Business Development as a Strategy to Solve Black Unemployment

There are three facts about black unemployment that are unchanging. First, the burden of unemployment falls heaviest upon blacks. That is, black unemployment is twice that of whites. Furthermore, while blacks make up 12% of the US labor force, they comprise 21% of all unemployed workers.

Second, growing the economy is important, but by itself, growth is not enough.

Third, the incremental, non-race specific policies being pursued by the Congress and Administration will not put a dent in black unemployment.

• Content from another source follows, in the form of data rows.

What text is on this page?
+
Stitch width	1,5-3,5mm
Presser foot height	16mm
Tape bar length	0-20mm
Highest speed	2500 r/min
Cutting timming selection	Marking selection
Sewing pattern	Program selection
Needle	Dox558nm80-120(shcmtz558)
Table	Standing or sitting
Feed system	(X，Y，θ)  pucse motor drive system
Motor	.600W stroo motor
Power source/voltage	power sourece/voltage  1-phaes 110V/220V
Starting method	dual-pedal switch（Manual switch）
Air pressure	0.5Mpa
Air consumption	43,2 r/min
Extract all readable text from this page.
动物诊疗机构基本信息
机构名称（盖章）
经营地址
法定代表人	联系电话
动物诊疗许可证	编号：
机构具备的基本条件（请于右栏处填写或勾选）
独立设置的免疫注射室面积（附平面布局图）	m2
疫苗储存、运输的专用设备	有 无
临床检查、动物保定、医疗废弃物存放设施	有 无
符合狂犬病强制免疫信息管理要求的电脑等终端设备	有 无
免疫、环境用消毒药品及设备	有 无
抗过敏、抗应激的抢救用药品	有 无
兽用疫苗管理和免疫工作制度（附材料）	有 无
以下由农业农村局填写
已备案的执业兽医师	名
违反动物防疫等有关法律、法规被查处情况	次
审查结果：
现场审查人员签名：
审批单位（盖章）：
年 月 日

Black unemployment has many causes. Some are rooted in the country’s history of racial discrimination and injustice; others are caused by current factors such as inferior public schools, economically distressed urban communities that have been abandoned by businesses and the tendency to slot blacks into jobs that are more likely to be temporary and terminated when economic conditions get bad.

Since the government is unwilling or unable to address this unemployment crisis, blacks must step up their own efforts to make a difference. Developing small businesses is one important way of solving the problem.

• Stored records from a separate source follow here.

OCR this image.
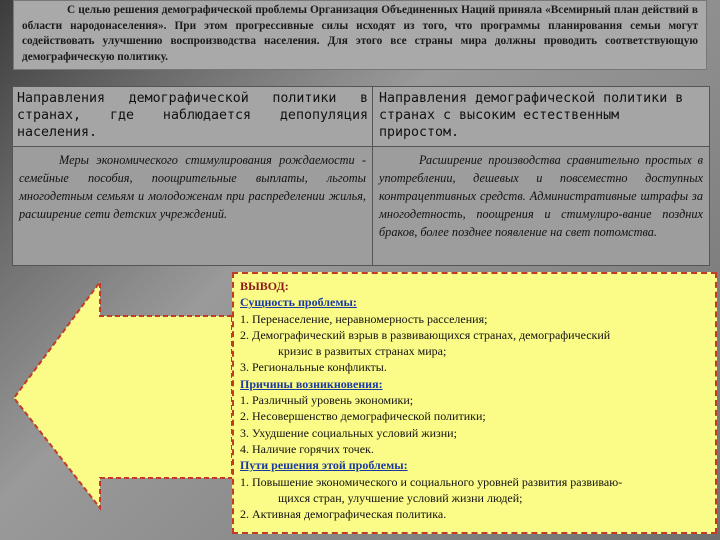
С целью решения демографической проблемы Организация Объединенных Наций приняла «Всемирный план действий в области народонаселения». При этом прогрессивные силы исходят из того, что программы планирования семьи могут содействовать улучшению воспроизводства населения. Для этого все страны мира должны проводить соответствующую демографическую политику.
Направления демографической политики в странах, где наблюдается депопуляция населения.
Направления демографической политики в странах с высоким естественным приростом.
Меры экономического стимулирования рождаемости - семейные пособия, поощрительные выплаты, льготы многодетным семьям и молодоженам при распределении жилья, расширение сети детских учреждений.
Расширение производства сравнительно простых в употреблении, дешевых и повсеместно доступных контрацептивных средств. Административные штрафы за многодетность, поощрения и стимулиро-вание поздних браков, более позднее появление на свет потомства.
ВЫВОД:
Сущность проблемы:
1. Перенаселение, неравномерность расселения;
2. Демографический взрыв в развивающихся странах, демографический
кризис в развитых странах мира;
3. Региональные конфликты.
Причины возникновения:
1. Различный уровень экономики;
2. Несовершенство демографической политики;
3. Ухудшение социальных условий жизни;
4. Наличие горячих точек.
Пути решения этой проблемы:
1. Повышение экономического и социального уровней развития развиваю-
щихся стран, улучшение условий жизни людей;
2. Активная демографическая политика.
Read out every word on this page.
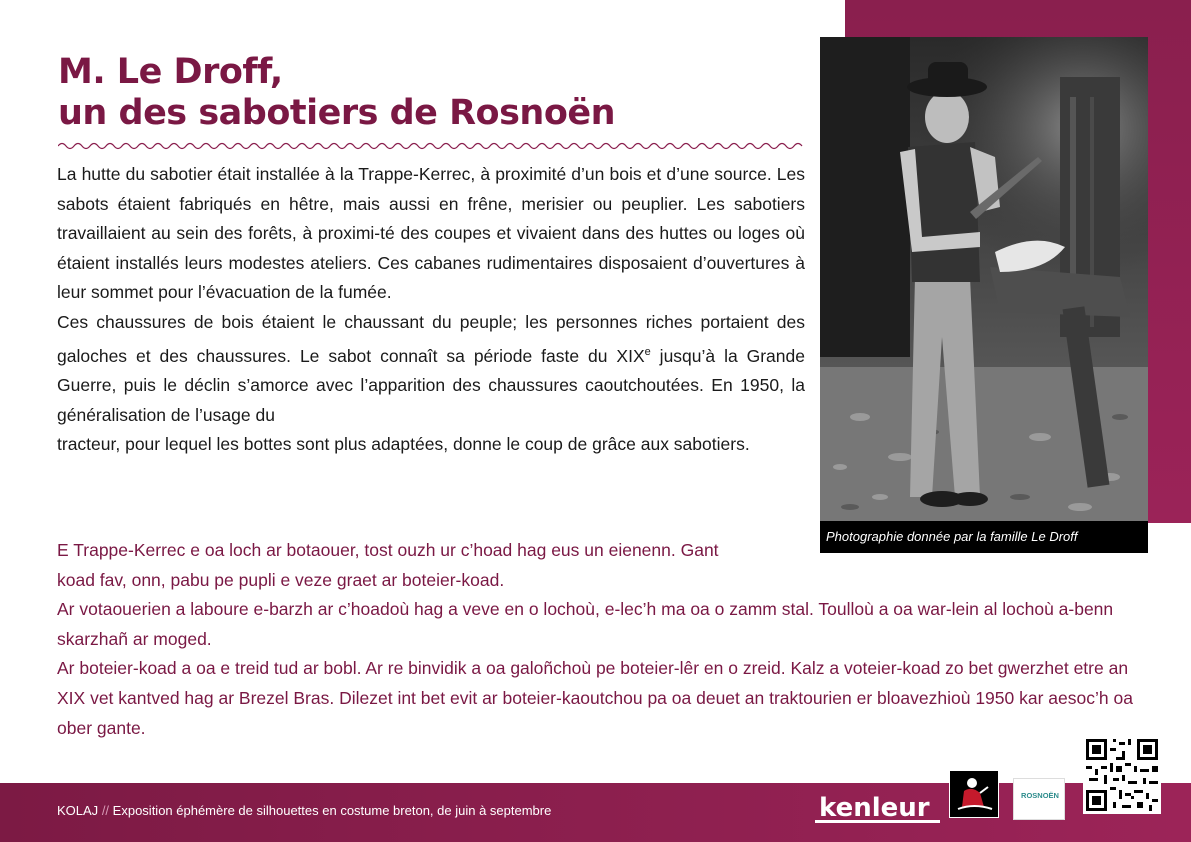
M. Le Droff,
un des sabotiers de Rosnoën

La hutte du sabotier était installée à la Trappe-Kerrec, à proximité d’un bois et d’une source. Les sabots étaient fabriqués en hêtre, mais aussi en frêne, merisier ou peuplier. Les sabotiers travaillaient au sein des forêts, à proximi-té des coupes et vivaient dans des huttes ou loges où étaient installés leurs modestes ateliers. Ces cabanes rudimentaires disposaient d’ouvertures à leur sommet pour l’évacuation de la fumée.

Ces chaussures de bois étaient le chaussant du peuple; les personnes riches portaient des galoches et des chaussures. Le sabot connaît sa période faste du XIXe jusqu’à la Grande Guerre, puis le déclin s’amorce avec l’apparition des chaussures caoutchoutées. En 1950, la généralisation de l’usage du

tracteur, pour lequel les bottes sont plus adaptées, donne le coup de grâce aux sabotiers.

Photographie donnée par la famille Le Droff

E Trappe-Kerrec e oa loch ar botaouer, tost ouzh ur c’hoad hag eus un eienenn. Gant koad fav, onn, pabu pe pupli e veze graet ar boteier-koad.

Ar votaouerien a laboure e-barzh ar c’hoadoù hag a veve en o lochoù, e-lec’h ma oa o zamm stal. Toulloù a oa war-lein al lochoù a-benn skarzhañ ar moged.

Ar boteier-koad a oa e treid tud ar bobl. Ar re binvidik a oa galoñchoù pe boteier-lêr en o zreid. Kalz a voteier-koad zo bet gwerzhet etre an XIX vet kantved hag ar Brezel Bras. Dilezet int bet evit ar boteier-kaoutchou pa oa deuet an traktourien er bloavezhioù 1950 kar aesoc’h oa ober gante.

KOLAJ // Exposition éphémère de silhouettes en costume breton, de juin à septembre	kenleur	ROSNOËN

How Can Black Businesses Help Solve the Black Unemployment Problem?

Simple, blacks must start more businesses and spend more money with those businesses. Consider this example.

  1. In 2012, total black disposable income was $1.1 trillion and only 6% of it ($66 billion) was spent with black-owned businesses.
  2. Black businesses currently employ 921,032 workers, about 64% of whom are black. Hence, they employ about 600,000 black workers.
  3. If blacks increased their spending with black businesses from 6% of income to 12% of income (i.e. from 6₵ of every $1.00 to 12₵ of every $1.00) they would create 600,000 more jobs for black workers.
  4. The additional jobs would reduce black unemployment from 14% to 11%; a three percentage point drop.
  5. The three percentage point reduction would be a larger decrease in black unemployment than has been achieved since the recession ended 3.5 years ago. At the depths of the recession, black unemployment reached 16.5%. Today, it is still 14%.

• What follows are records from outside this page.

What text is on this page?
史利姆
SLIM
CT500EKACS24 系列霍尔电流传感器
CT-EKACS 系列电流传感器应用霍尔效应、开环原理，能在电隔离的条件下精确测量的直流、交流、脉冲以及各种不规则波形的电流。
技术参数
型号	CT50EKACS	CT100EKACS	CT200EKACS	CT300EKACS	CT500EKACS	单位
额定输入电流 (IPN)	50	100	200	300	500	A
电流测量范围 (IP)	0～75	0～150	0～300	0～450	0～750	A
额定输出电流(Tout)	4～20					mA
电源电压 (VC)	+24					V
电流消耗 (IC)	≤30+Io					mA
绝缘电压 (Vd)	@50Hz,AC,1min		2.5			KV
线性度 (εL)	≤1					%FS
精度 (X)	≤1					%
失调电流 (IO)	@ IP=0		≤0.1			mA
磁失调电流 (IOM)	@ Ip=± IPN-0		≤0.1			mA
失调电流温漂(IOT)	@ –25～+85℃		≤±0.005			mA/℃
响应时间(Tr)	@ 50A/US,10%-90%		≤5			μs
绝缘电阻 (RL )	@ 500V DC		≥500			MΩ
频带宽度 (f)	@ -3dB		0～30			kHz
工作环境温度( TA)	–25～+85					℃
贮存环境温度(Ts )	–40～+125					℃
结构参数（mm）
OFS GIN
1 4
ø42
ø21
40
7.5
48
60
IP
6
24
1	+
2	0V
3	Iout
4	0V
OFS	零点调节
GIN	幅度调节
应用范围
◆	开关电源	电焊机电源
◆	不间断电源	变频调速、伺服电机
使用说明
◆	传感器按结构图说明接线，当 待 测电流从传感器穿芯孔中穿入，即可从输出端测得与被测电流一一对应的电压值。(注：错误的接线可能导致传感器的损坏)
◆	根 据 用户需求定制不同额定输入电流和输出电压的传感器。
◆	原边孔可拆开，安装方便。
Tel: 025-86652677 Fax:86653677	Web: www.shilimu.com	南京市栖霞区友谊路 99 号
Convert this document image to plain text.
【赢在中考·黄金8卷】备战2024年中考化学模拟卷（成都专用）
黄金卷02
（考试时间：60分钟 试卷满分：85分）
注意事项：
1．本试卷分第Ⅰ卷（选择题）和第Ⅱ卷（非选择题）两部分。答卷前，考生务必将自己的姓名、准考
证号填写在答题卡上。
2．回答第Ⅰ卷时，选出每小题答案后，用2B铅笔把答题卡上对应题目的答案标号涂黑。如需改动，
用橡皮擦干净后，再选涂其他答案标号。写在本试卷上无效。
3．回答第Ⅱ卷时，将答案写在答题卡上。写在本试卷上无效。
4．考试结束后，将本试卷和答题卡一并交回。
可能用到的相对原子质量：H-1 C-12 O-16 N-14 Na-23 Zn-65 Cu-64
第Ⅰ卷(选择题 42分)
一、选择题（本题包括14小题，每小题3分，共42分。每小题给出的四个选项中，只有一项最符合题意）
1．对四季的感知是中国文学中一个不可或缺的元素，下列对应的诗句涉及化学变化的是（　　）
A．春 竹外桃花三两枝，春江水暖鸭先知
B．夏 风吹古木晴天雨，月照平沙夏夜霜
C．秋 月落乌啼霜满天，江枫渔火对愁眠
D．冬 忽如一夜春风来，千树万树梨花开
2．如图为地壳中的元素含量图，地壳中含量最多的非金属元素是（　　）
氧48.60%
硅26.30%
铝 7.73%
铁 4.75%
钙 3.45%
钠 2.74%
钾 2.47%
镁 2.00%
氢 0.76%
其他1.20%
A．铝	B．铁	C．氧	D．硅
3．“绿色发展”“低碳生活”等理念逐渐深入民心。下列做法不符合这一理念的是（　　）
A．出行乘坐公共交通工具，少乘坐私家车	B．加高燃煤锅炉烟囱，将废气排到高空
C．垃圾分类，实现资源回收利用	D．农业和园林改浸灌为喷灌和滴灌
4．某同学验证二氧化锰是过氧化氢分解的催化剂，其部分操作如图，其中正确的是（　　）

So what is the Conclusion?

By starting more black-owned businesses and supporting those businesses better (i.e. by spending at least 12 cents of every dollar with black businesses), blacks can do more for themselves to reduce unemployment than has been done by the government; despite all of the money put into fiscal stimulus programs, tax reductions and quantities easing policies.

It is time for blacks to step up to the challenge; because no help is likely to come from the government.